What you might run into, however, is:
  1. A method for rendering currencies as user-friendly text which is also used to format values for XML serialization. The goal being to keep all text serialization centralized regardless whether it's meant for display or storage.
  2. Views, controllers, configuration, and services all using the same data objects, regardless of the dramatically different projections necessary for every operation. This in the interest of avoiding redundant structures.
  3. You might find that your views, controllers, and persistence layers all depend directly on a single tax calculation class. Of course here the goal is very simply to centralize the business logic, but actively works against establishing a proper layering in the application.
These are all very sub-optimal, or even bad, design decisions. They are all examples that I have seen with my own eyes of decisions made in the name of DRY. But DRY itself is not the cause. The problem is that the people responsible for these decisions have unknowingly pitted DRY against other quality design rules and principles.

DRY focuses on behavior. That is to say algorithms. "Algorithms", along with "data", are the fundamental building blocks of applications. They are the substance our work is made of. But trying to build complex software while thinking only or primarily at this elementary level is like trying to map a forest one tree at a time.

At some point, the programmer must graduate from the rule of DRY to the nuance of responsibility. The Single Responsibility Principle (SRP) is the cardinal member of the SOLID family. It's premier position is not simply a coincidence of the acronym. It's also the next most important rule to layer onto your understanding of good design.

Responsibility is about more than function. It's also about context. It's about form and purpose. Identifying and isolating responsibilities allows you to take your common DRY'ed functionality, and cast it through various filters and projections to make it naturally and frictionlessly useful in the different places where it is needed. In a very strict sense, you've repeated some functionality, but you've also specialized it and eliminated an impedance mismatch.

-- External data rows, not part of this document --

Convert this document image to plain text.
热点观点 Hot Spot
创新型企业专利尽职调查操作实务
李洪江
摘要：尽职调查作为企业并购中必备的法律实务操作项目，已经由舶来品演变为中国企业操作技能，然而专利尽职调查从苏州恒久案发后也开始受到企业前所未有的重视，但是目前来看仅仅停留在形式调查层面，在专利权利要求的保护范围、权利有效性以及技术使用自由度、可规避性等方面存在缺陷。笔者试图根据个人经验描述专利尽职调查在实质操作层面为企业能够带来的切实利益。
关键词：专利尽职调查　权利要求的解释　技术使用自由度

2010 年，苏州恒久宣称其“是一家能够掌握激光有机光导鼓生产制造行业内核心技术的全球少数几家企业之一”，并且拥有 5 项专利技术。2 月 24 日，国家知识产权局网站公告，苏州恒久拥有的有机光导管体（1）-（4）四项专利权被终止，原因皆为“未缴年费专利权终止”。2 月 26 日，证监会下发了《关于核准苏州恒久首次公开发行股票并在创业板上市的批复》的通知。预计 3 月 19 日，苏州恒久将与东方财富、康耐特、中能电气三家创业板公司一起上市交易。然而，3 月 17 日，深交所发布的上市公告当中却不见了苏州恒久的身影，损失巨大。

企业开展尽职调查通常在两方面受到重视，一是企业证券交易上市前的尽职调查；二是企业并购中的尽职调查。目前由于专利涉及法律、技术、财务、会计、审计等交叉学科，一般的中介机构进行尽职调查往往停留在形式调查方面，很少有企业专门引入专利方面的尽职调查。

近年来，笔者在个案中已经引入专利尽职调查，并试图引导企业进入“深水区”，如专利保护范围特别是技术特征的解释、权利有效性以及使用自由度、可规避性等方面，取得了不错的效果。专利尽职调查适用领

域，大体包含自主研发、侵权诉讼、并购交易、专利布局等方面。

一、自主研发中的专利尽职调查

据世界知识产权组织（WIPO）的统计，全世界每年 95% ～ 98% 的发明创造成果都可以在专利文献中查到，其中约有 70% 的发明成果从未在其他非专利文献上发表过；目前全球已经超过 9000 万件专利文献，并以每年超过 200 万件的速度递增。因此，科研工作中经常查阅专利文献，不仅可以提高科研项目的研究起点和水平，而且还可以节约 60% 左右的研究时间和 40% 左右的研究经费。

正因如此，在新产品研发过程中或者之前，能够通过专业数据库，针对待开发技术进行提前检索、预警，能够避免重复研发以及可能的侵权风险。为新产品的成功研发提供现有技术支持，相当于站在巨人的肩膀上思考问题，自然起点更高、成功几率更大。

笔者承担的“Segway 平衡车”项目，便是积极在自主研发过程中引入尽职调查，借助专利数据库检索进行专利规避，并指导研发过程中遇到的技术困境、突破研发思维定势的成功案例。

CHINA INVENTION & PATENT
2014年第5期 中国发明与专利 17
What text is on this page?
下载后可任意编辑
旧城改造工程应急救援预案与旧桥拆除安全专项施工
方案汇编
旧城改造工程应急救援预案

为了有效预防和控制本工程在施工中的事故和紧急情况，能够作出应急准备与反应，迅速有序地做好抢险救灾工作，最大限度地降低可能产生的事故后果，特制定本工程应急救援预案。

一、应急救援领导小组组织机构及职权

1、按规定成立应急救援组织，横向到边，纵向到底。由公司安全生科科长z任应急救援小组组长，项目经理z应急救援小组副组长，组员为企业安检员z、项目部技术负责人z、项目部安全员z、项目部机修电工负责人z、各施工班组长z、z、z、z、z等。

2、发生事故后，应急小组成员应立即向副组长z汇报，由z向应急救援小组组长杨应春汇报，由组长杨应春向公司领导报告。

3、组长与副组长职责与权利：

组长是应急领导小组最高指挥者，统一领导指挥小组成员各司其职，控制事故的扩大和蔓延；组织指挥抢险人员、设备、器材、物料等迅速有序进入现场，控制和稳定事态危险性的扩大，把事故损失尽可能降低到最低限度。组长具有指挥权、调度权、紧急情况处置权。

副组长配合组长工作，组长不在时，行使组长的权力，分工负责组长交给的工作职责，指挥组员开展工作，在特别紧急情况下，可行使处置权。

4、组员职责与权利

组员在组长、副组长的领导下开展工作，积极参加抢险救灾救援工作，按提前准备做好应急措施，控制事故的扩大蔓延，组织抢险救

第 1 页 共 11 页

Properly establishing and delimiting responsibilities will allow you to:
  1. Take that currency rendering logic and recognize that readability and storage needs present dramatically different contexts with different needs.
  2. See that the problem solved by a data structure is rarely as simple as just bundling data together. It also includes exposing that data in a form convenient to usage, which may vary dramatically from site to site.
  3. Recognize that calculation is worth keeping DRY, but so is the responsibility to trigger such calculation. It can be both triggered and performed in the business layer, and the result projected along with contextual related business data to wherever it needs to be.
By layering responsibility resolution on top of the utilitarianism of DRY, you take a step back from the trees and can begin to manage a slightly wider view of the problem and solution spaces. This is the key and crucial lesson that all beginning programmers must learn, once they've mastered the art of DRY. Once again, DRY is fundamental and indispensable. It's one step along the path to wisdom and, in general, should not be skipped or omitted. But it's not an end in itself. So don't stop when you get DRY. Start looking for the next step. And consider responsibility resolution as a strong candidate.